The epigenetic characteristics of iPS cells, the source of chemical small molecules, are closer to ES cells.

Recently, Yao Hongjie, a researcher at the Guangzhou Institute of Biomedicine and Health research of the Chinese Academy of Sciences, worked with Jiang Zhizhong, a professor at Tongji University's School of Life Sciences and Technology, to reveal that the epigenetic characteristics of iPS cells from the source of chemical small molecules are closer to the epigenetic characteristics of ES cells.
embryonic stem cells (ES cells) have great potential for application in the clinical application of regenerative medicine, but they are limited because of ethical problems.
reported that epigenetic stem cells (4F-iPS cells) induced by using the classic four transcription factors Oct4, Sox2, Klf4 and c-Myc-induced results were shown to differ from ES cells. Deng Hongkui, a professor at Peking University
, was the first to use chemical small molecule-induced obtaining pluripotent stem cells (C-iPS cells), opening up a new method of iPS cell acquisition.
but the current study has less to know about the epigenetic characteristics of C-iPS cells.
in this study, Yao Hongjie's team studied the relationship between DNA methylation mapping and gene expression of C-iPS cells, 4F-iPS cells and mES cells, in cooperation with Jiang Shizhong's team on the basis of using chemical small molecules to induce fiber cells into C-iPS cells.
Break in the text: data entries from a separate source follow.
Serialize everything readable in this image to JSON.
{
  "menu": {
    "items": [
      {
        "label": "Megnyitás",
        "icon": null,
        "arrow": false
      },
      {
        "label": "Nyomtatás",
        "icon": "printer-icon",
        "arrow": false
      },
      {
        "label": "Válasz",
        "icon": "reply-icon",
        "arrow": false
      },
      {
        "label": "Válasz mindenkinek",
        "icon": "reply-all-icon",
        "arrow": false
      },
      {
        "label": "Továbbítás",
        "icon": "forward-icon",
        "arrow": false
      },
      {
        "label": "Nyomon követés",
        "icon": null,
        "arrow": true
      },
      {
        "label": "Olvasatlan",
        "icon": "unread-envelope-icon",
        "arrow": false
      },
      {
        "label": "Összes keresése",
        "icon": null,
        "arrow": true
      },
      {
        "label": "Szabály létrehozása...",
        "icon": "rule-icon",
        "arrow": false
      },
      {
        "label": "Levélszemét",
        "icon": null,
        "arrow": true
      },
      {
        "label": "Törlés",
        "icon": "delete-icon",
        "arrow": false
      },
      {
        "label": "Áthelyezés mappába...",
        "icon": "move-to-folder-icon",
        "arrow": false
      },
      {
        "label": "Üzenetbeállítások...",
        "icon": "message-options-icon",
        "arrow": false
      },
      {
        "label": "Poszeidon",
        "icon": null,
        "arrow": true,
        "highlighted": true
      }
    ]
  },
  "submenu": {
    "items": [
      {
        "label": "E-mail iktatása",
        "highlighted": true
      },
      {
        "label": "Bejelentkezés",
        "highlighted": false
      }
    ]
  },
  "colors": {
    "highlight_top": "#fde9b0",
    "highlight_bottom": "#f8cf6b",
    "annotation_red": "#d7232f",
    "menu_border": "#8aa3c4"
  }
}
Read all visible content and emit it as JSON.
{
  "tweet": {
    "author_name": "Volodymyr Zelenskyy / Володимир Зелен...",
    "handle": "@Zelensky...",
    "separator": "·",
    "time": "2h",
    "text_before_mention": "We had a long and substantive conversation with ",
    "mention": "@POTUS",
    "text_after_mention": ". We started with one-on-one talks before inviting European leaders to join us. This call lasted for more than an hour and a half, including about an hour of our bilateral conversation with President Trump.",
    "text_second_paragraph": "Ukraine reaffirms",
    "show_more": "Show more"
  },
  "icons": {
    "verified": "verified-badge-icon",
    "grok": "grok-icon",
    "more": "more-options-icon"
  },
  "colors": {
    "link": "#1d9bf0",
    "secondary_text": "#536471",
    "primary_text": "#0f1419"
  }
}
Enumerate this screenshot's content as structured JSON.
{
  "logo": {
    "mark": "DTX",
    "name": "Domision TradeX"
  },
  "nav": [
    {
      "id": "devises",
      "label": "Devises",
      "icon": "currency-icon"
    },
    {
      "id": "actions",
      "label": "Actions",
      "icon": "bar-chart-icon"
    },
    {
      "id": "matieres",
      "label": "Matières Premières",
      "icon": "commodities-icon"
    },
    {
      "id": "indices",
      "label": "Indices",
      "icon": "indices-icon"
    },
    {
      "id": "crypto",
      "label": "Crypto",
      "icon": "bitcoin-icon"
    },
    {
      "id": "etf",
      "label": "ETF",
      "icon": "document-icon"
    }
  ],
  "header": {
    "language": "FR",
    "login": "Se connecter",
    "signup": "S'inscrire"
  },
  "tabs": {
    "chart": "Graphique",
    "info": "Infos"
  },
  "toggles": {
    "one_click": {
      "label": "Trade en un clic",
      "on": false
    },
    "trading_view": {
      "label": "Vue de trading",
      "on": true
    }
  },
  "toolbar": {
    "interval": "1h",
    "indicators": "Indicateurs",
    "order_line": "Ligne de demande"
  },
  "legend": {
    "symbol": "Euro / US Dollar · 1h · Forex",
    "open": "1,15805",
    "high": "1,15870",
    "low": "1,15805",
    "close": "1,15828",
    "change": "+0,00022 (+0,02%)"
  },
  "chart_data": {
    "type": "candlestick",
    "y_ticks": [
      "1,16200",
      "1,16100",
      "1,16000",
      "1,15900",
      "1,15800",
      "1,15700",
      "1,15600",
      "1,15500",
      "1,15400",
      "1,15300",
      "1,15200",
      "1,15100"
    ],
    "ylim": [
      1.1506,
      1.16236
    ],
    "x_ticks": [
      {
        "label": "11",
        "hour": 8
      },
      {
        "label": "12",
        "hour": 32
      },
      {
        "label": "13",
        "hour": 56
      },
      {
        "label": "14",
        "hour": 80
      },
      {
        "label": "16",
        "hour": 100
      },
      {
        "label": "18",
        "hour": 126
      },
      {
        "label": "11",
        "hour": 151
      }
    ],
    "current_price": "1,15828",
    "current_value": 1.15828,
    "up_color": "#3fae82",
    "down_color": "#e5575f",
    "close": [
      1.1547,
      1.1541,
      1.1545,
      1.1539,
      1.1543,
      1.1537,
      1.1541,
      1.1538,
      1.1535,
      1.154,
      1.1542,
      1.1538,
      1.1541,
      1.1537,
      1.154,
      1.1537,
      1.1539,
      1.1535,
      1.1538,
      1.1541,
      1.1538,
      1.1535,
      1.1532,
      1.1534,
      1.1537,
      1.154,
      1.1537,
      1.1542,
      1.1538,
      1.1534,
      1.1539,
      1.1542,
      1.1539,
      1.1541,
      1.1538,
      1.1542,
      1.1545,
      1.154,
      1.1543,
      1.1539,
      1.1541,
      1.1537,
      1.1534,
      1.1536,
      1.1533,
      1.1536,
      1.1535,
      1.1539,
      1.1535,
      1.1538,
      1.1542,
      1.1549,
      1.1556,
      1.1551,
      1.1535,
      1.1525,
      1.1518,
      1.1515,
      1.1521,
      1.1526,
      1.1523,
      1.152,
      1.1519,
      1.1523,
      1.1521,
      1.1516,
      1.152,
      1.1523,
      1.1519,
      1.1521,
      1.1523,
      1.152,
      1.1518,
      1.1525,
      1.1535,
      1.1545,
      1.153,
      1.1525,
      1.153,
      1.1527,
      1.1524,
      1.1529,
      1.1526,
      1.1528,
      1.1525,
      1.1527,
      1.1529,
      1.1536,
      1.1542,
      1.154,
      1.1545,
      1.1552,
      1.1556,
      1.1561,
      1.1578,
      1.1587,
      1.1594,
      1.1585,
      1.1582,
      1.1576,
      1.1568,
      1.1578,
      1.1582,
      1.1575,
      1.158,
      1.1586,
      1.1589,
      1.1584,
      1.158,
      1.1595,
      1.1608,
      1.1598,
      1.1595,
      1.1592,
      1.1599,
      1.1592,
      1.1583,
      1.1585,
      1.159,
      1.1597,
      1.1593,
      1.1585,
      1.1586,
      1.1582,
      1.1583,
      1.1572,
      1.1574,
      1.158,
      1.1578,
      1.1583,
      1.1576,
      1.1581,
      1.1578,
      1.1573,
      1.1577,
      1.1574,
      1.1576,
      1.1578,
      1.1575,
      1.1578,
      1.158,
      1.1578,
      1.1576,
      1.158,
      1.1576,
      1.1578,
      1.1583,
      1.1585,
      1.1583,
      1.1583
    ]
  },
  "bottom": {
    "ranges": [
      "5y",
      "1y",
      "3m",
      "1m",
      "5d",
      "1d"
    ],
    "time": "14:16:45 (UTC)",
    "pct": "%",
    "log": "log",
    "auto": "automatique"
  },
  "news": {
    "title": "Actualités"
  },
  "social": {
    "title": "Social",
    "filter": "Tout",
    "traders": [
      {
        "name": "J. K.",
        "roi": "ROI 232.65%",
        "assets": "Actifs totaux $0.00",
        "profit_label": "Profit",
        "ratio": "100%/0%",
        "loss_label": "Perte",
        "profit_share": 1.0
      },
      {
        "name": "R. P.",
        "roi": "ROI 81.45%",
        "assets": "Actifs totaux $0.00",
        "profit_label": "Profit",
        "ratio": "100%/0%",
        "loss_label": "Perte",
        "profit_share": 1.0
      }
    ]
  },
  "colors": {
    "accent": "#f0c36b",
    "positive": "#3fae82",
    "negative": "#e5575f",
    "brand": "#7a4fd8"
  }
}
the researchers first obtained DNA methylation maps and gene dating data for C-iPS cells, 4F-iPS cells and mES cells under the same conditions through simple and sulphate sequencing (RRBS) and transcription group sequencing, respectively.
analysis found that although C-iPS cells, 4F-iPS cells and mES cells were almost as methylated at the genome-wide level, the first two were slightly more methylated than mES cells, and 4F-iPS cells had a higher degree of DNA methylation than C-iPS cells.
researchers found that the methylation state of the reverse transcription translate element of C-iPS cells was closer to the methylation state of the reverse translucent element of the mES cell than in 4F-iPS cells.
C-iPS cells have similar levels of DNA methylation and gene expression to the imprinting genes of mES cells, while many imprinted genes in 4F-iPS cells are silenced by abnormal LYD high methylation.
the study suggests that chemically small molecularly induced iPS cells may provide a better strategy for both basic research and future clinical applications, while transcription factor-induced acquisition of imprinted gene abnormal DNA methylation caused by iPS cells may be a limiting factor in future clinical applications.
research published in cell Death and Disease.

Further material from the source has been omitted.